Quelques réserves donc, mais qui sont totalement balayées par les performances époustouflantes des deux acteurs principaux. The Master ne pourrait tenir qu’avec eux : Philip Seymour Hoffman est parfait en gourou mi-sérieux, mi-charlatan, mais c’est surtout Joaquin Phoenix qui impressionne. L’acteur dépasse son simple statut d’interprète ici, il est comme possédé par son personnage devant les caméras de Paul Thomas Anderson et sa composition qui impressionne dès les premiers plans pour ne jamais décevoir jusqu’aux derniers justifie à elle seule de se déplacer en salles pour voir The Master. À leurs côtés, la femme de Lancaster interprétée par Amy Adams est peut-être le personnage le plus sérieux et ainsi le plus terrifiant du film : les idées de son mari, elle les fait siennes et les impose aux autres, en particulier à Freddie. Ces personnages sont essentiels au film, mais Paul Thomas Anderson n’a pas perdu son sens de la mise en scène, bien au contraire. Comme avec There Will Be Blood, il propose dès les premiers plans une image splendide, magnifiée par une très belle photographie et sans doute par l’utilisation de la pellicule plutôt que du numérique. Le cinéaste est allé jusqu’à filmer en 70 mm, un format très rare au cinéma, si rare que seul un cinéma parisien l’utilise. Avec ou sans, The Master reste indéniablement un très beau film et Jonny Greenwood fait à nouveau des miracles sur la bande originale avec une musique minimaliste et torturée, bien éloignée des nappes de violons harmoniques.
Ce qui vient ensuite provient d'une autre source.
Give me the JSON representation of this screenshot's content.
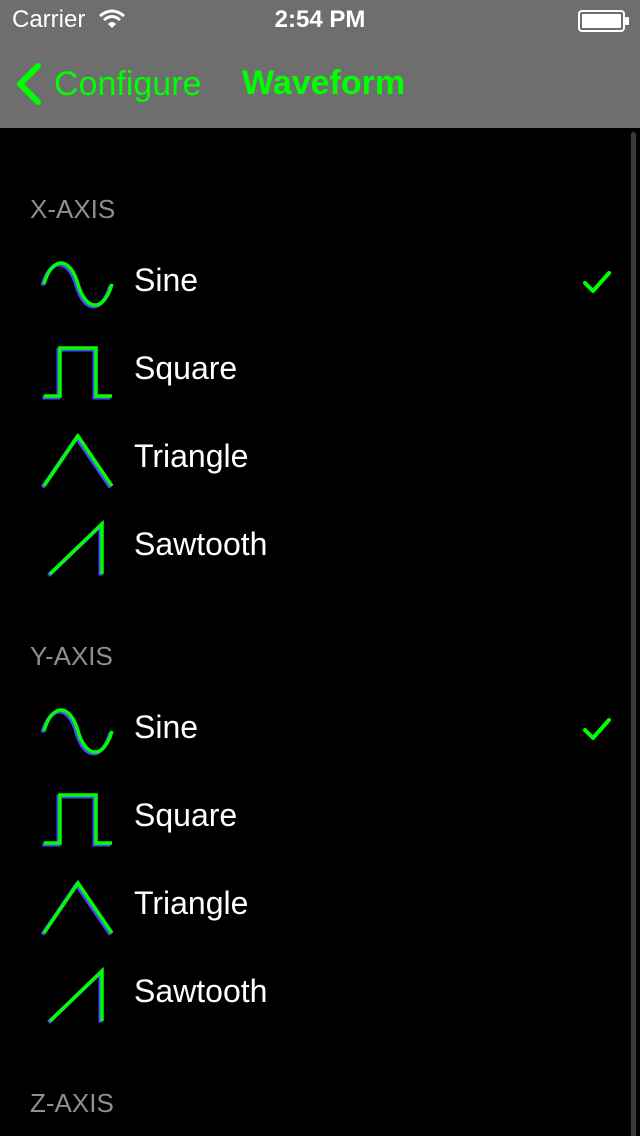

The Master est un film ambitieux, une œuvre magnifique à regarder et un long-métrage servi par deux acteurs phénoménaux qui justifient à eux seuls le déplacement. Paul Thomas Anderson ne signe pas une œuvre parfaite pour autant et on préfère la conquête de l’or noir de son film précédent, plus accessible et plus réussi. Reste que cette nouvelle réalisation s’avère intéressante et ses deux personnages principaux la sauvent de toutes les critiques que l’on pourrait formuler à son égard. À ne pas rater.